Proper Benefit Cost Analysis Key in Mitigation Grant Application


Since each data element of the BCA that affects the numerical BCR must be fully and carefully documented, it is recommended that standard FEMA methodology and default values be used when they apply. Some data inputs may be based on national or typical values, while many are project-specific and must be documented with local data.

The base year of costs for all damages used in the BCA must be identified and be consistent with any technical data provided. The base year for mitigation project costs refers to the year that the cost estimate was developed.

The level of protection— also known as the effectiveness of the project —must be included. The level of protection is important because it shows when residual damage would occur.

The project’s useful life (length of time that the mitigation project will provide protection) must be consistent with FEMA’s standards, which are explained in the BCA Toolkit. In determining cost-effective mitigation projects, applicants are also encouraged to consider the idea of “risk”when identifying and analyzing projects. Risk is simply the threat to the property, infrastructure and people in terms of dollars. It depends on the type, frequency and severity of natural hazards, as well as the vulnerability of the infrastructure and people.

Calculating Benefits and Costs

For every mitigation project, benefits are calculated by estimating future damages and losses under two scenarios —with and without undertaking the project.

There are two aspects of calculating benefits that are particularly important to keep in mind. First, mitigation projects might reduce future damages and losses —but not completely eliminate them.
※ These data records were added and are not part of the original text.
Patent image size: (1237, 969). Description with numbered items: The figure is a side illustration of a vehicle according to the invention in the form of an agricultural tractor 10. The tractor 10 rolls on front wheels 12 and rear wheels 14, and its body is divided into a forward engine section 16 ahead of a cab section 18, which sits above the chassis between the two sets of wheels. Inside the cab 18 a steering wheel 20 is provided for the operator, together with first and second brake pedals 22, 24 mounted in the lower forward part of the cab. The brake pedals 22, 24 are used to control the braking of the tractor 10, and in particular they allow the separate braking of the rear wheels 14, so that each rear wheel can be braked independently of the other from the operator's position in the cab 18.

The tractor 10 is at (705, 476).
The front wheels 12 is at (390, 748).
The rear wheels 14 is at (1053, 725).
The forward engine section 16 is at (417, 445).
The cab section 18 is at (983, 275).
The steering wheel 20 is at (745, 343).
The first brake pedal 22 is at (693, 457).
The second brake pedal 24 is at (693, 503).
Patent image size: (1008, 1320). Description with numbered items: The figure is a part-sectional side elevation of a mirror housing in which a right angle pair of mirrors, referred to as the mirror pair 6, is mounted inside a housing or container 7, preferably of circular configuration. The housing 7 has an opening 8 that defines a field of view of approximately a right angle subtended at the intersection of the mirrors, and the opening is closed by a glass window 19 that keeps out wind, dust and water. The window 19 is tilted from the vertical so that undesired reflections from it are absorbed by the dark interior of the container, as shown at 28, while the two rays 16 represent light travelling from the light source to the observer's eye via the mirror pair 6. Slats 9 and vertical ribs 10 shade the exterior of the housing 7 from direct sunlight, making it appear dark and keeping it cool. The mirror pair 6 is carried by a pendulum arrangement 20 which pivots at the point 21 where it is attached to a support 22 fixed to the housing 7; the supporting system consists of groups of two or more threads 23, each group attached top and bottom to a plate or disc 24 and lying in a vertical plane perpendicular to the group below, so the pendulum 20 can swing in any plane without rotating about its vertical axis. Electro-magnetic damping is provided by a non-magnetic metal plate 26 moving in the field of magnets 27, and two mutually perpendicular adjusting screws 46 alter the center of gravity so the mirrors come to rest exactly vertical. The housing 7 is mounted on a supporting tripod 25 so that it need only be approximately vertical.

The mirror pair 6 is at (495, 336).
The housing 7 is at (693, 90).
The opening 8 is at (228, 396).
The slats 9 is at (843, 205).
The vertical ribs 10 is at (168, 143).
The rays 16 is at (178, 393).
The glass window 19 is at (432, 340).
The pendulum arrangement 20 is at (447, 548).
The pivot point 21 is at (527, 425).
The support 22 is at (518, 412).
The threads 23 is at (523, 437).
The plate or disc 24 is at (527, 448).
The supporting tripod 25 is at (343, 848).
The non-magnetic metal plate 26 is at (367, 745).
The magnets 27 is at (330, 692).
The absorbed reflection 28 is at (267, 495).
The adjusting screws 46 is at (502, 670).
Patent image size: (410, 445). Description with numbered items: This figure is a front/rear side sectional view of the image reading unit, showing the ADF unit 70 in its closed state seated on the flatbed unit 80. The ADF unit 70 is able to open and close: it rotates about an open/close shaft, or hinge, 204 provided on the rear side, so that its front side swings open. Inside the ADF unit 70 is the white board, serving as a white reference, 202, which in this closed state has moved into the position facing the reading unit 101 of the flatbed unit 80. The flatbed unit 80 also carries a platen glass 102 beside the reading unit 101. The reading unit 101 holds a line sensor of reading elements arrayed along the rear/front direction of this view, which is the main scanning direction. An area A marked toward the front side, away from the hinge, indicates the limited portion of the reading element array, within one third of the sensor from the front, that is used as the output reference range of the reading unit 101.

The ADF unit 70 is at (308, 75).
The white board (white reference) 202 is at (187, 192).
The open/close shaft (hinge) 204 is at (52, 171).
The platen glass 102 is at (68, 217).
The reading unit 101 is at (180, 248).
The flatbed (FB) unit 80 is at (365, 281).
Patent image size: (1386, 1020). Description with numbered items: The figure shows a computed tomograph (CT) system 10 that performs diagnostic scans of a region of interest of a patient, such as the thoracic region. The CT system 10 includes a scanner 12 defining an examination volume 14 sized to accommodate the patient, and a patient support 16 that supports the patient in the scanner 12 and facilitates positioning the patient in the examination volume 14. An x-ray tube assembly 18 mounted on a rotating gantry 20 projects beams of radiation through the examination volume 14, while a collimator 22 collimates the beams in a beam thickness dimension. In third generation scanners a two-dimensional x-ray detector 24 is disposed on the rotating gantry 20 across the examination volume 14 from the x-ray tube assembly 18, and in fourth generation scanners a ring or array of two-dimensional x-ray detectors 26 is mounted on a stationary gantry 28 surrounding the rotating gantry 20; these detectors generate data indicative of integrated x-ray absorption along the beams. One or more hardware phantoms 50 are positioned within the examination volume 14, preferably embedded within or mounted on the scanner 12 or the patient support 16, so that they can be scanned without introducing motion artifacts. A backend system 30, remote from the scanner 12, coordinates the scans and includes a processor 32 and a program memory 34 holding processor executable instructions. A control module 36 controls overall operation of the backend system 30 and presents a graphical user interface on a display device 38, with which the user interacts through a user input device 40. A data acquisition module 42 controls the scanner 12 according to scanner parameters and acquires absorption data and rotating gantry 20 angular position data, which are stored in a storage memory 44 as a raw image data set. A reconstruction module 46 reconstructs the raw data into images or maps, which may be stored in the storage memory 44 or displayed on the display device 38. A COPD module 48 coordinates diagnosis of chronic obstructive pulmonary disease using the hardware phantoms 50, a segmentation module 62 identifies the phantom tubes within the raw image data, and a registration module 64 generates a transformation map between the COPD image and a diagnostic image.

Acquisition of the property is the only type of mitigation project that completely eliminates future damages and losses.

Second, for every mitigation project, the greater the damages and losses are before mitigation, the greater the potential benefits become.

The benefits considered in BCAs include benefits to the community, not just the government entity or funding source. The OMB’s Advisory Circular A-94, Guidelines and Discount Rates for Benefit Cost Analysis of Federal Programs, provides explicit guidance on what benefits to count. Conceptually, however, most of the benefits can be sorted into four main categories: Physical Damages, Loss of Function, Casualties and Emergency Management Costs.